The chaplain has been denied entry to the prison following an order from the prison governor that anybody accessing the prison must be clean-shaven. This order was issued as part of a health and safety review around prison conditions during the pandemic.
The Irish Prison Service has confirmed that a national policy that states, all prison-based staff must be clean-shaven when reporting for duty. “This is to ensure the effectiveness of the face-masks that are required to be worn. This is just one, from a wide range of measures which have been introduced to mitigate against the spread of Covid-19 and to help ensure that the health and well-being of all of our staff and those in our custody is protected,” said a spokesperson.
It is understood that talks are ongoing about the issue between the deacon and the governor.
The Prison Service added that “all staff, including staff of Irish Prison Service Headquarters, are required to be clean-shaven when attending for duty in prison locations. A chaplain has recently been appointed to Castlerea Prison and the service to prisoners continues to be provided along with all other services.”

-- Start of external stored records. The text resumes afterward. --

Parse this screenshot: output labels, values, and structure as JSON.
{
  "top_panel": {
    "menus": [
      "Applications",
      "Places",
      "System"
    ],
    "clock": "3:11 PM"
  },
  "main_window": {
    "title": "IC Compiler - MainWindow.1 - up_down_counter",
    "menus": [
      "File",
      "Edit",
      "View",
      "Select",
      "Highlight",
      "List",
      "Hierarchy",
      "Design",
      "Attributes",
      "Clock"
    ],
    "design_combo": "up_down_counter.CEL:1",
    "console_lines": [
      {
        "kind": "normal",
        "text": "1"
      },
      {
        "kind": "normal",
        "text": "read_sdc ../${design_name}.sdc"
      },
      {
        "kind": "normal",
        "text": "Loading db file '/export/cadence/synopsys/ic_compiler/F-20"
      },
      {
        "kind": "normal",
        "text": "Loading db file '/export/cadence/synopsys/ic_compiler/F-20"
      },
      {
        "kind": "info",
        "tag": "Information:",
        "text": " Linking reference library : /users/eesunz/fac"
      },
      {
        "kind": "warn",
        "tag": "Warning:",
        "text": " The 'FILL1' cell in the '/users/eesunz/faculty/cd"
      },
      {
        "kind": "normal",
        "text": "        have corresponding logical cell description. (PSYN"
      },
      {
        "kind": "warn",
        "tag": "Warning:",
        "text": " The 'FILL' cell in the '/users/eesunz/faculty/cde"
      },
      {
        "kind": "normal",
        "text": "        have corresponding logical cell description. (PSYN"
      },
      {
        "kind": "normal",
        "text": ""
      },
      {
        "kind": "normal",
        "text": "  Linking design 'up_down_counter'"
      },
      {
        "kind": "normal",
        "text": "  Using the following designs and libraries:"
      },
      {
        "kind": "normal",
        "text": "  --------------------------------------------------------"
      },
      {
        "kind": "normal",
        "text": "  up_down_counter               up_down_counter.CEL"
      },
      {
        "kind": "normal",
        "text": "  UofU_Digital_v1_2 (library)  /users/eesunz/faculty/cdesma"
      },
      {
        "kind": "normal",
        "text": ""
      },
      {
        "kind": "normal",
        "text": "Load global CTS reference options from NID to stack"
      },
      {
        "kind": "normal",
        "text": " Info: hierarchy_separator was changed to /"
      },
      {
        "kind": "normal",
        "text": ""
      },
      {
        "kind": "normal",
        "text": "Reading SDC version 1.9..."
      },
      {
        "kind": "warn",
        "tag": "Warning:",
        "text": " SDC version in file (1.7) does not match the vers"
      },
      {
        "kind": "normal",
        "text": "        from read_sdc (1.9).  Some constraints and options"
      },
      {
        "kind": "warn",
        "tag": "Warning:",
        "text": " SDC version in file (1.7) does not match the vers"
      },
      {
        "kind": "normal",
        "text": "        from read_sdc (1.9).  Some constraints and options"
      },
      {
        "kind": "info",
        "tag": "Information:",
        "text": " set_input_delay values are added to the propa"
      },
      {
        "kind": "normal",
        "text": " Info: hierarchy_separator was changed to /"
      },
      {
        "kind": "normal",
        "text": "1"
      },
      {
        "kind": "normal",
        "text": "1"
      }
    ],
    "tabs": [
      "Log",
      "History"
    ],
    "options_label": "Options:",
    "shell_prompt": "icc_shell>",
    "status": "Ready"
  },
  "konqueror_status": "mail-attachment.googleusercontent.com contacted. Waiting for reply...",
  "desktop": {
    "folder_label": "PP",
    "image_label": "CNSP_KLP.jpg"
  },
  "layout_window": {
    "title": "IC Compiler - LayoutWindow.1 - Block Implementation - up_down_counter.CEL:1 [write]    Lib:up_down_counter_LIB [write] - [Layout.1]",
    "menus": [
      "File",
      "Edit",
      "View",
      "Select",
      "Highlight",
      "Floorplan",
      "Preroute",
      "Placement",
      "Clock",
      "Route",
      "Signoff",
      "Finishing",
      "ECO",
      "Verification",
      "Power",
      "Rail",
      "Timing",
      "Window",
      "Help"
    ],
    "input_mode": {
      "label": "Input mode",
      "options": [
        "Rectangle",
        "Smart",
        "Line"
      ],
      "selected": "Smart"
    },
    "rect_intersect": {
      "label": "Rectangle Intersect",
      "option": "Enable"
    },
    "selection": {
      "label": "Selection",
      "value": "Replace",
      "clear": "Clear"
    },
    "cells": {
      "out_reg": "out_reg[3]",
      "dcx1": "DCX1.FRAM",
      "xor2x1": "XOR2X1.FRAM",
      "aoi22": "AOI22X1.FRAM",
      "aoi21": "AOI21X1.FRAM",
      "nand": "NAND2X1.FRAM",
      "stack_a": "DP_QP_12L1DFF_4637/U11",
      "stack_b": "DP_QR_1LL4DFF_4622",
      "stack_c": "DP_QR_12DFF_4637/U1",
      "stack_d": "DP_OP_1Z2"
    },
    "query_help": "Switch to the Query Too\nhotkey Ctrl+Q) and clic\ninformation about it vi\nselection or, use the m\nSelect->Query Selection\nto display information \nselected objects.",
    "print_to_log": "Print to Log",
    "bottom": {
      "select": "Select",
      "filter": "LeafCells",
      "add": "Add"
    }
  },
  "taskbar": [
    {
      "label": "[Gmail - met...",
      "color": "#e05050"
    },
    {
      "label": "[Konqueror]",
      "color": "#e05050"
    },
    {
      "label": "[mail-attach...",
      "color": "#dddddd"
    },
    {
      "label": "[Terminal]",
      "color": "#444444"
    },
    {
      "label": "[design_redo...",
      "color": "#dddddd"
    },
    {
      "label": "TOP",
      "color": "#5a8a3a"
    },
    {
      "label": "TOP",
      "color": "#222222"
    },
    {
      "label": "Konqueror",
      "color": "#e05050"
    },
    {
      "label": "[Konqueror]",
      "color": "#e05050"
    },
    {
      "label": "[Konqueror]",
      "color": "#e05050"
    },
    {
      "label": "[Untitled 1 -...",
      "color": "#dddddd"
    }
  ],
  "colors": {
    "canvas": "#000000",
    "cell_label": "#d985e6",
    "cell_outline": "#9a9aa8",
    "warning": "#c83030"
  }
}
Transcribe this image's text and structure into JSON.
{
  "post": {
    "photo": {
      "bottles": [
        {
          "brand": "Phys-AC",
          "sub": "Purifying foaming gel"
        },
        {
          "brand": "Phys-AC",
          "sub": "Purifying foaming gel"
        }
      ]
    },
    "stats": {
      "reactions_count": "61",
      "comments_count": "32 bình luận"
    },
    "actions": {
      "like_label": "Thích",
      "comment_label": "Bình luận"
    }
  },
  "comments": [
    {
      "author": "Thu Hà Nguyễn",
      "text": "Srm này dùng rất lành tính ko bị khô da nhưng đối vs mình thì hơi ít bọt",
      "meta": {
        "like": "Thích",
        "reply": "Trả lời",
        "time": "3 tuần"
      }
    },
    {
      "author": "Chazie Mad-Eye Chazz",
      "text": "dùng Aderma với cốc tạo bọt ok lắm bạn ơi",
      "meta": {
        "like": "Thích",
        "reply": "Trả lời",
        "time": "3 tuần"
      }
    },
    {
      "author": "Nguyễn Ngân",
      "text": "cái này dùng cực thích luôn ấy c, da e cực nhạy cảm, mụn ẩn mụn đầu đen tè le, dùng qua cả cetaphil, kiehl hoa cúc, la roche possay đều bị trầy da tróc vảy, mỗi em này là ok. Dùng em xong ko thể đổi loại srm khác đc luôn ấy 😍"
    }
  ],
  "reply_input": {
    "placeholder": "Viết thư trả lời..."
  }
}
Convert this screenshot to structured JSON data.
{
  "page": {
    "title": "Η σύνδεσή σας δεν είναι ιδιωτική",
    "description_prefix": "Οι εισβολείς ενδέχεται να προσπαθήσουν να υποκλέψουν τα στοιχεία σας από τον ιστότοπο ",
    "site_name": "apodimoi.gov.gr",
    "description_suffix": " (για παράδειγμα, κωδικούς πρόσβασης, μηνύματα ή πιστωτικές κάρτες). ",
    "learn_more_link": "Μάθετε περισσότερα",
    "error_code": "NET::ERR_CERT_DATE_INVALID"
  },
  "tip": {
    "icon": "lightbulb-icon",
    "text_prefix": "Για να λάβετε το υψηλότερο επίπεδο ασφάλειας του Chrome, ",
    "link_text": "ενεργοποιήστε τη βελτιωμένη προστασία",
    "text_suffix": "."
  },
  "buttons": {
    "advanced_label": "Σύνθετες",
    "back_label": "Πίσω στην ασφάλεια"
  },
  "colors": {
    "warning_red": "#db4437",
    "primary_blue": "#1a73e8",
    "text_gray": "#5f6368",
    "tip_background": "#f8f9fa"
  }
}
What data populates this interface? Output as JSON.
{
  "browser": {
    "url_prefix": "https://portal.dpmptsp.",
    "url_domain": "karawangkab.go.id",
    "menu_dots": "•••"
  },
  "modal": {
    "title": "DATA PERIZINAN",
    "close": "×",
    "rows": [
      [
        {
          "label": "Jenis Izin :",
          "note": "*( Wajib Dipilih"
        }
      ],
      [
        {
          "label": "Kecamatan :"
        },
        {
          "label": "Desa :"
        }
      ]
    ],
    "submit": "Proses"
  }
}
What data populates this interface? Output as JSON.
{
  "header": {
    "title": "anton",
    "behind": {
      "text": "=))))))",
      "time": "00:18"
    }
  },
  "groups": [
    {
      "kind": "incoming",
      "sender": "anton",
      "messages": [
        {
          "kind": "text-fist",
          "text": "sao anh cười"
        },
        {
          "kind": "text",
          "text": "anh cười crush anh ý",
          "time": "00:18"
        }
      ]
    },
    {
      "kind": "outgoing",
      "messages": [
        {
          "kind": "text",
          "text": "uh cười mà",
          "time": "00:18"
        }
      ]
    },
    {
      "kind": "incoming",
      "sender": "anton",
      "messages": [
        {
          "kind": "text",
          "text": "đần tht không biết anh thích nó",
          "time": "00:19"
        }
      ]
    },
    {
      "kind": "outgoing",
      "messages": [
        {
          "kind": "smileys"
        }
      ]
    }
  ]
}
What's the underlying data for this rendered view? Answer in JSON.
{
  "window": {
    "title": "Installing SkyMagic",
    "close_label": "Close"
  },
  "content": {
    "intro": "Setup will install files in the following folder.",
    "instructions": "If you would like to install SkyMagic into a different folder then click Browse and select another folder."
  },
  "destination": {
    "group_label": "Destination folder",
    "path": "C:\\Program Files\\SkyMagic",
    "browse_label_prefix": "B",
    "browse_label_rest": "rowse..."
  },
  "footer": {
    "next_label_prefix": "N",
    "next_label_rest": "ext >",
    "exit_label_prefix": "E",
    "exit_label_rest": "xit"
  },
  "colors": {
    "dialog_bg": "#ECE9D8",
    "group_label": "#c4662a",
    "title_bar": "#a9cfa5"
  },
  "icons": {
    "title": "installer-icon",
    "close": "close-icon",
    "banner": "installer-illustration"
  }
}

When asked if prisoners have to be clean-shaven, the IPS said “prisoners only wear masks in certain areas, for example, if they are moving from the landing onto the exercise yard or to access different services. They have also been advised that for masks to be effective, they should be clean-shaven.” The spokesperson said it was probably not the case that all prisoners were clean-shaven.
Deacon Talbot, who is a part-time chaplain, refused to shave his beard, which he is understood to have worn for decades. As a result, the governor declared that he would not be allowed entry to the facility.
The fallout meant the 340 prisoners in Castlerea did not have access to the chaplain through the religious occasions over the Christmas period.
Duties ordinarily undertaken by prison chaplains include informing prisoners of the death of a close relative.
Deacon Talbot was ordained a deacon for the Elphin diocese in 2012. Deacons are laypeople who can undertake aspects of a priest’s duties, including officiating at weddings, funerals, and baptisms.
The stand-off over Deacon Talbot’s beard developed soon after he took up his duties as a chaplain in early November, following the retirement of his predecessor.
Roscommon businessman Andrew Reynolds, who knows Deacon Talbot, described the situation as “a deeply unsatisfactory situation and left many people in vulnerable situations as well as being a case of rules simply going too far.
“These are difficult and deeply challenging times for everyone and we all need help – including spiritual guidance – and a decision like this which leaves a man willing and able to offer support to prison inmates without access to his flock simply makes no sense,” said Mr Reynolds.
“Therefore I would call on the prison service and the governor in Castlerea Prison to rethink their decision and reinstate Deacon Talbot to his role as chaplain as a matter of urgency,” he said.